L'obligation de quarantaine et de test pourra être étendue à d'autres pays dans lesquels serait détecté le nouveau variant. Les pays voisins de la Suisse en sont exclus.

Plus transmissible que le Delta

Le nouveau variant B.1.1.529 nouvellement découvert en Afrique du Sud serait davantage transmissible que la variante Delta et les vaccins actuels pourraient être moins efficaces.

Le variant a été détecté dans plusieurs pays d'Afrique australe, à Hong Kong, en Israël et en Belgique. Il n'a pour l'heure pas été constaté en Suisse.

La Confédération ordonne aux cantons et aux compagnies aériennes de contacter personnellement toutes les personnes entrées en Suisse en provenance d'Afrique australe au cours des deux dernières semaines. Il leur est vivement conseillé d'effectuer un test PCR. Les résultats positifs seront séquencés.

L'OFSP est en contact étroit avec l'OMS, l'Union européenne et les pays voisins. Les mesures sont adaptées en permanence aux nouvelles connaissances. La Confédération recommande d'attendre les résultats des prochains jours avant de planifier un voyage ou de modifier des réservations existantes dans les prochaines semaines, notamment à Noël.
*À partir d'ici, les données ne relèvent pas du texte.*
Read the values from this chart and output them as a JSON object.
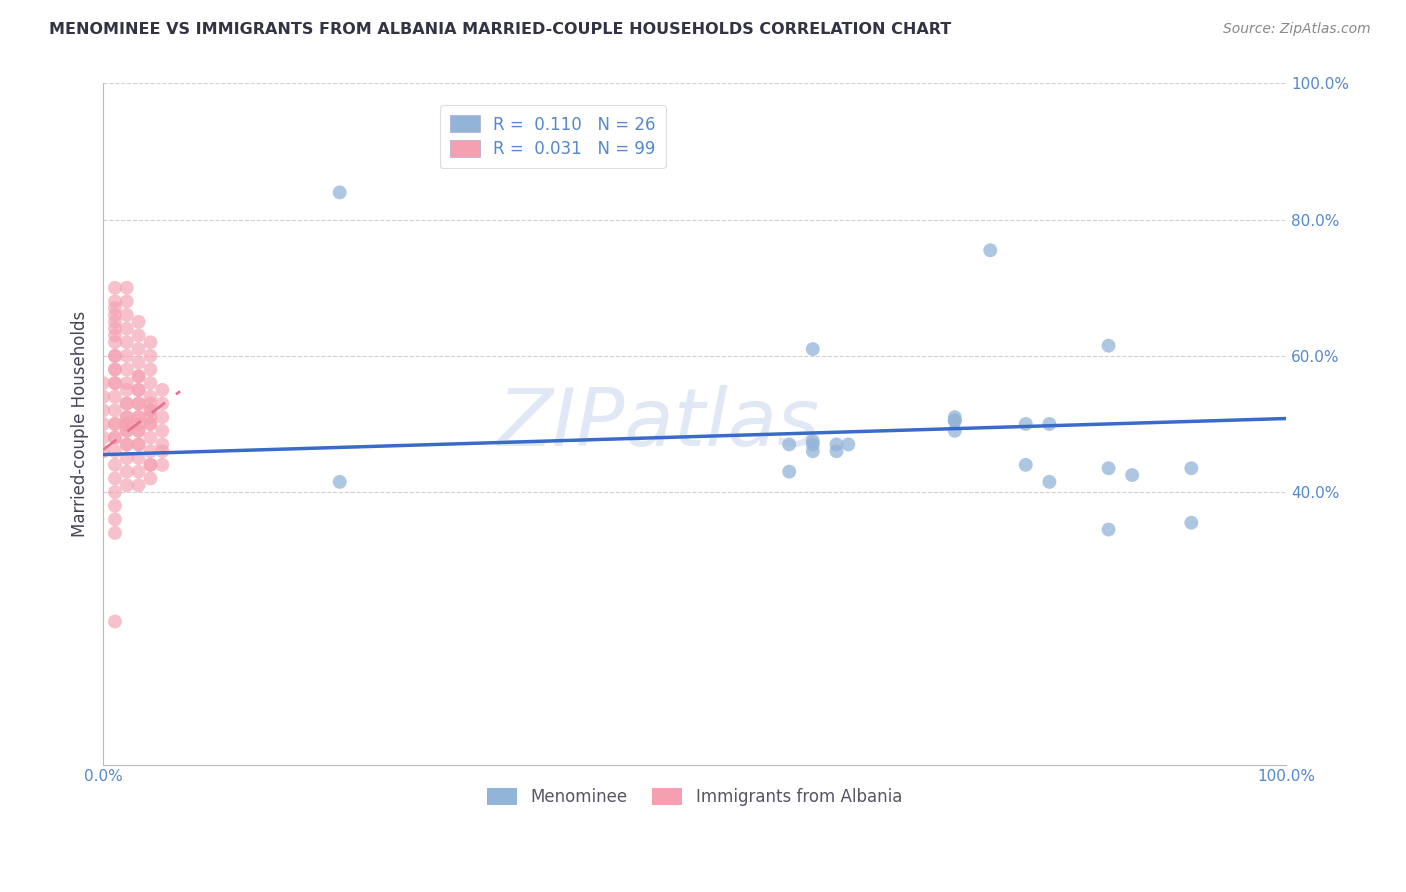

Première victime des restrictions, la réunion ministérielle de l'Organisation mondiale du commerce (OMC), qui devait démarrer mardi à Genève avec 164 Etats membres, a été reportée jusqu'à nouvel ordre. "Tous les membres sont derrière la décision" qui a été prise, a annoncé la directrice générale adjointe de l'institution.